The current account deficit looks likely to shrink again as a result of the reduction in the trade deficit. Exports, which consist of agricultural products, are expected to increase with production, while imports of food products are expected to decline. The balance of remittances from expatriates (6% of GDP in 2017) should remain stable and continue to provide the main positive contribution to the current account. Grants, concessional loans, and infrastructure-related FDI (2% of GDP in 2017) will finance the deficit. The gradual reduction in the deficit should ease the pressure on foreign exchange reserves, which remain low (three months of imports in 2017) and could decrease in order to maintain the national currency’s flexible peg to a basket of currencies.


A pre-election period marked by continuing corruption

The next general elections are planned for May 2019, when President Peter Mutharika will run for re-election.
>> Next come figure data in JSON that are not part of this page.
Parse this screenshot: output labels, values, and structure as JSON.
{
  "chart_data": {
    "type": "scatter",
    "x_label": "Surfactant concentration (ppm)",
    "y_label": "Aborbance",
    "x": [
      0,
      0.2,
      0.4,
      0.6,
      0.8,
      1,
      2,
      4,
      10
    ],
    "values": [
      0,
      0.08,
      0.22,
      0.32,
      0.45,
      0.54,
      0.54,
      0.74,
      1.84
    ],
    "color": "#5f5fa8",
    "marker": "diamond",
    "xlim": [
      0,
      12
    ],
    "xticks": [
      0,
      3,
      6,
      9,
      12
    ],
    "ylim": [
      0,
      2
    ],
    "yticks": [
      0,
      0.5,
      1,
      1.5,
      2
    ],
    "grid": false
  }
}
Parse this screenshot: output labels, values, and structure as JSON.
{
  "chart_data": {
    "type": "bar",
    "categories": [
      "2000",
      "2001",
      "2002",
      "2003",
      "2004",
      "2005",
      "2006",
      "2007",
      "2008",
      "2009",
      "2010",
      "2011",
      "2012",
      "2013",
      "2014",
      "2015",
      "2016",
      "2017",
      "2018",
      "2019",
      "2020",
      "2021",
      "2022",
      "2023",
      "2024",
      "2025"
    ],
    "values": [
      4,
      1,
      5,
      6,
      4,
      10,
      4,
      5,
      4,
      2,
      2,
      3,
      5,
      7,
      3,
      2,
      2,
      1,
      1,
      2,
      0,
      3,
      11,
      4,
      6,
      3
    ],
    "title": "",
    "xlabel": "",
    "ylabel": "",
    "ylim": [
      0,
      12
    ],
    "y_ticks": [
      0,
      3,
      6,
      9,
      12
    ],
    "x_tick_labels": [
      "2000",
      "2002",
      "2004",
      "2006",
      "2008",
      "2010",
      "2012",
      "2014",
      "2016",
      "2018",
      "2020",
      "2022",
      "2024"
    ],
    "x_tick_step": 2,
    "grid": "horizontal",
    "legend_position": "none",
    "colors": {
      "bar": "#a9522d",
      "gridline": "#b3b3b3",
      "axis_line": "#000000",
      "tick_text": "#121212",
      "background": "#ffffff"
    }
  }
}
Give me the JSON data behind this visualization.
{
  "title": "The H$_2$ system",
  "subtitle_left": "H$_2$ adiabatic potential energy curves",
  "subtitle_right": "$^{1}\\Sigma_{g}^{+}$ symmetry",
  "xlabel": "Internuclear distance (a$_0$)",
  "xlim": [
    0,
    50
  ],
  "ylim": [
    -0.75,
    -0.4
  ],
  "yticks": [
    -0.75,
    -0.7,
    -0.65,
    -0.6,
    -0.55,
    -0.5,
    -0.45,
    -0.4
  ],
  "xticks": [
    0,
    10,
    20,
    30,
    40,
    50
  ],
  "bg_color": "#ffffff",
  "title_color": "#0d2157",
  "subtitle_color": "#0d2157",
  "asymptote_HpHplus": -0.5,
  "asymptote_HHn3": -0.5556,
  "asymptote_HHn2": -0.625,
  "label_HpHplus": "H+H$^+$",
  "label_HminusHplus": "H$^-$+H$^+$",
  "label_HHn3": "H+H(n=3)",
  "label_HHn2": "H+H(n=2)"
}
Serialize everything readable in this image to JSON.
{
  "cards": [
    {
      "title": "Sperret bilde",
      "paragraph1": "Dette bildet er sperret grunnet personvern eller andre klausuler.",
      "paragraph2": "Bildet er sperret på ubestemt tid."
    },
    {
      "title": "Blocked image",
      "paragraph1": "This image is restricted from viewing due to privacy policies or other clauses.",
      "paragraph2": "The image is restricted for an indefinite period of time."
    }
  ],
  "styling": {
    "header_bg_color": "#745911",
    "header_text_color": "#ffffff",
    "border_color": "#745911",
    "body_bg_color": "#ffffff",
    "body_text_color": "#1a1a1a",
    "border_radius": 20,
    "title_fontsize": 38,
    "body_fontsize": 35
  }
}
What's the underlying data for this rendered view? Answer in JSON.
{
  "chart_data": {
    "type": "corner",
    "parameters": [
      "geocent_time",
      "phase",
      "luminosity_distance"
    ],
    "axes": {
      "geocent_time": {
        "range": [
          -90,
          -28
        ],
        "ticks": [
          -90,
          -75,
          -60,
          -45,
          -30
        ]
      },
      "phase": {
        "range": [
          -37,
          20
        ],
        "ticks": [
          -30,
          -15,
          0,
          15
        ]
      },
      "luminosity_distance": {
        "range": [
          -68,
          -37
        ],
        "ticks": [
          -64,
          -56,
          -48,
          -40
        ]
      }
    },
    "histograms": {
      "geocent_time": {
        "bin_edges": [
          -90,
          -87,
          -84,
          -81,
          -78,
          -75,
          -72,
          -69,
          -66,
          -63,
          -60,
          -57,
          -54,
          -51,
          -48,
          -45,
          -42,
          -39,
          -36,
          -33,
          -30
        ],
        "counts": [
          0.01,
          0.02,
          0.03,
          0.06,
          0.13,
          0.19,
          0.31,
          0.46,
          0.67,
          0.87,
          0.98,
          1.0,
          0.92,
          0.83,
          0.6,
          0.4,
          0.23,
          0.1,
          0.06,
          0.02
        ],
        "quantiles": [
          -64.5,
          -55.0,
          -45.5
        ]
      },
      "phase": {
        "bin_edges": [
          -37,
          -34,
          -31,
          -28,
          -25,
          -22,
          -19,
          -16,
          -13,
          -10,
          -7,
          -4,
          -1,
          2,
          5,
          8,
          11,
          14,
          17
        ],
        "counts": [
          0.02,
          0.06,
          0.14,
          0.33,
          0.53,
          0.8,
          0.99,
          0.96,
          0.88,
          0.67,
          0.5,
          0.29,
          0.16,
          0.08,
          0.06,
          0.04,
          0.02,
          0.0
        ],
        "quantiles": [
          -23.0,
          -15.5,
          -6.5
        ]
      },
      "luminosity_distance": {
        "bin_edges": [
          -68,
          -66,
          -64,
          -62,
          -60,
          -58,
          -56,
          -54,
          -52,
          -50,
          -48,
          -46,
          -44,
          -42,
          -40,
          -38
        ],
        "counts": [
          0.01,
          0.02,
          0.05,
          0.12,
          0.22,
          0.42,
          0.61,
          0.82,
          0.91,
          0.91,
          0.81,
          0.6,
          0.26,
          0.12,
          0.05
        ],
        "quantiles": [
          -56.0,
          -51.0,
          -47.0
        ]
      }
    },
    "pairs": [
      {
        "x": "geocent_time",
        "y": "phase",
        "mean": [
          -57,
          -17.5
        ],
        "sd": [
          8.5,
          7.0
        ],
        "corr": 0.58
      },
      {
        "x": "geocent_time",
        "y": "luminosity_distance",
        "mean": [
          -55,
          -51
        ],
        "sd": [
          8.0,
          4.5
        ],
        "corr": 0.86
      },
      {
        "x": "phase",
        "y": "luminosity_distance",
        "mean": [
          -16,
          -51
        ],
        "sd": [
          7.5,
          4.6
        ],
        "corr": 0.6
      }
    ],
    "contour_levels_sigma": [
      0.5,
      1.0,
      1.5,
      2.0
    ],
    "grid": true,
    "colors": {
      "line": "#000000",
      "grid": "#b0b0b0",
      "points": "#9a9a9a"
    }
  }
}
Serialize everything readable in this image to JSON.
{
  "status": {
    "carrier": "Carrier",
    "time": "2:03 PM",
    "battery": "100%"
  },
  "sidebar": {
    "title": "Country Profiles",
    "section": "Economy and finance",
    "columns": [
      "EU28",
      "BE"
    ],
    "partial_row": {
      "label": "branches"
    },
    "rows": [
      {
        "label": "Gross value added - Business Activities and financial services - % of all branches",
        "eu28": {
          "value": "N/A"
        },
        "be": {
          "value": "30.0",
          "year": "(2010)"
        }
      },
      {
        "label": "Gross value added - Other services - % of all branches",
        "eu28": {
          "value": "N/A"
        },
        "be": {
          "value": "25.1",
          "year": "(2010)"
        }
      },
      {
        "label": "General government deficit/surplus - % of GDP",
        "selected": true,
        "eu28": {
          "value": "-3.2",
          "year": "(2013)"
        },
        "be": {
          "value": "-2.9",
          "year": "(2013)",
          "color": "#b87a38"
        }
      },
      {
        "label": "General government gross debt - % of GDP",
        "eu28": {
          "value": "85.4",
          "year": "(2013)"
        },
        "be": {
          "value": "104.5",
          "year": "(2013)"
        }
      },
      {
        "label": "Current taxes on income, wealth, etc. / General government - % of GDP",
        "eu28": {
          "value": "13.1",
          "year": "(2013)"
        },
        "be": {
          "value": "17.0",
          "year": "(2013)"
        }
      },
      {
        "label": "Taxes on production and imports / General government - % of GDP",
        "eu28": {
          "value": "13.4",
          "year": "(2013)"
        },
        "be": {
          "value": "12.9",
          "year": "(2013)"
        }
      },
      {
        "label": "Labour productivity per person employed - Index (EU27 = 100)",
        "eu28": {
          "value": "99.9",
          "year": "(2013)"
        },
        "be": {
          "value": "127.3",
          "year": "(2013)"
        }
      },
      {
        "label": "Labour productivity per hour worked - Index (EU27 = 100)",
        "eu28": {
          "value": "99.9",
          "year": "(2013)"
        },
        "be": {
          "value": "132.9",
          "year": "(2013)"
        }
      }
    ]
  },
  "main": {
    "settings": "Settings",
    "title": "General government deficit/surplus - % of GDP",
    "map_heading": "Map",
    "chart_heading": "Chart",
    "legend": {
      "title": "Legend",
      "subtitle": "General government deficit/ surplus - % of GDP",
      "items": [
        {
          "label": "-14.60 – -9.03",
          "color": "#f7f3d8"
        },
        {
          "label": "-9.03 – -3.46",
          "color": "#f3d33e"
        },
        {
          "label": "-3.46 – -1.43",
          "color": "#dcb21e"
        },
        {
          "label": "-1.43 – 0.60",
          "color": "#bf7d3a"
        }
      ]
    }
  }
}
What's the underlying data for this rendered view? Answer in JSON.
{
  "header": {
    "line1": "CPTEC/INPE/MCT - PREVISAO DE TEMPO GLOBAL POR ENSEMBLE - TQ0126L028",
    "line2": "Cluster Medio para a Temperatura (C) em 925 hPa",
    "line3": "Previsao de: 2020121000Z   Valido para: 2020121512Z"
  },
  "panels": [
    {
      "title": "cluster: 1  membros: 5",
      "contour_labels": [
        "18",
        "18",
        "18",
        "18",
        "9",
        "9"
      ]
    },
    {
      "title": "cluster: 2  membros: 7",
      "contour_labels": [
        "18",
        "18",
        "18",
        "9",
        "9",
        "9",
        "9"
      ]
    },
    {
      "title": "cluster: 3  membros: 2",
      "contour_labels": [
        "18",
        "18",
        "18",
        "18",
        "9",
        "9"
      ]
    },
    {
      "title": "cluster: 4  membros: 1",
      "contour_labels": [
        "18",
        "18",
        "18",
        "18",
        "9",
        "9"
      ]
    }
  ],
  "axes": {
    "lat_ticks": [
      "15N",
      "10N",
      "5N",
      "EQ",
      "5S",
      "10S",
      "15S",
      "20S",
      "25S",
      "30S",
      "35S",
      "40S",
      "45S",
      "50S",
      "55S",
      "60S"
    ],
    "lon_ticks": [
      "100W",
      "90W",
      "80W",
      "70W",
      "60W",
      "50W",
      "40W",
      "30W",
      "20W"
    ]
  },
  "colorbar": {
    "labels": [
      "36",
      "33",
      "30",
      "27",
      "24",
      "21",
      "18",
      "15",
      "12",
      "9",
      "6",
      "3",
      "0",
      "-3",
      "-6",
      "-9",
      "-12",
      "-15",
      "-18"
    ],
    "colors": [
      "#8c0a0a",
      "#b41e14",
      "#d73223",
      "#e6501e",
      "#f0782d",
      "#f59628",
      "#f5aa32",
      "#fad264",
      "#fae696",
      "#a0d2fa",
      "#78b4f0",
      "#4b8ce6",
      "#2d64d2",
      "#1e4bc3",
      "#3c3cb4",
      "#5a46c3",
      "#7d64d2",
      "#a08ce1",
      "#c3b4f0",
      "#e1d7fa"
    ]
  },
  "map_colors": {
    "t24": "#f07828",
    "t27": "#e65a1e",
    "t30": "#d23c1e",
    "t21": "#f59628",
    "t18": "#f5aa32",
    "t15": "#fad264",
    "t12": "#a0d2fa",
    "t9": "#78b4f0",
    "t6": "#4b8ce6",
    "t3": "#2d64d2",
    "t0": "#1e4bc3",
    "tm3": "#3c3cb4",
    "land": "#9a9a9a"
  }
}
However, even as mistrust of institutions remains strong, corruption cases continue to emerge: in February 2017, a scandal forced the President to part with his Minister of Agriculture, George Chaponda, and, more recently, President Mutharika and his party, the DPP, were accused of receiving an illegal payment of USD 195,000 from a wealthy businessman. This was followed by the resignation of the party's Vice President, Saulos Chilima, who went on to create his own party, the UTM, to run against the current President in the elections. This latest scandal has eroded the President's political capital among a population frustrated by recurrent weak governance, repeated corruption scandals, endemic poverty and poor public services.

At the heart of tensions with Tanzania for more than 50 years, the division of Lake Nyasa/Malawi has been an especially sensitive issue since 2011, when Malawi issued oil and gas exploration licenses. In addition, illegal fishing in Lake Chiuta by Mozambican armed groups is poisoning relations with Mozambique.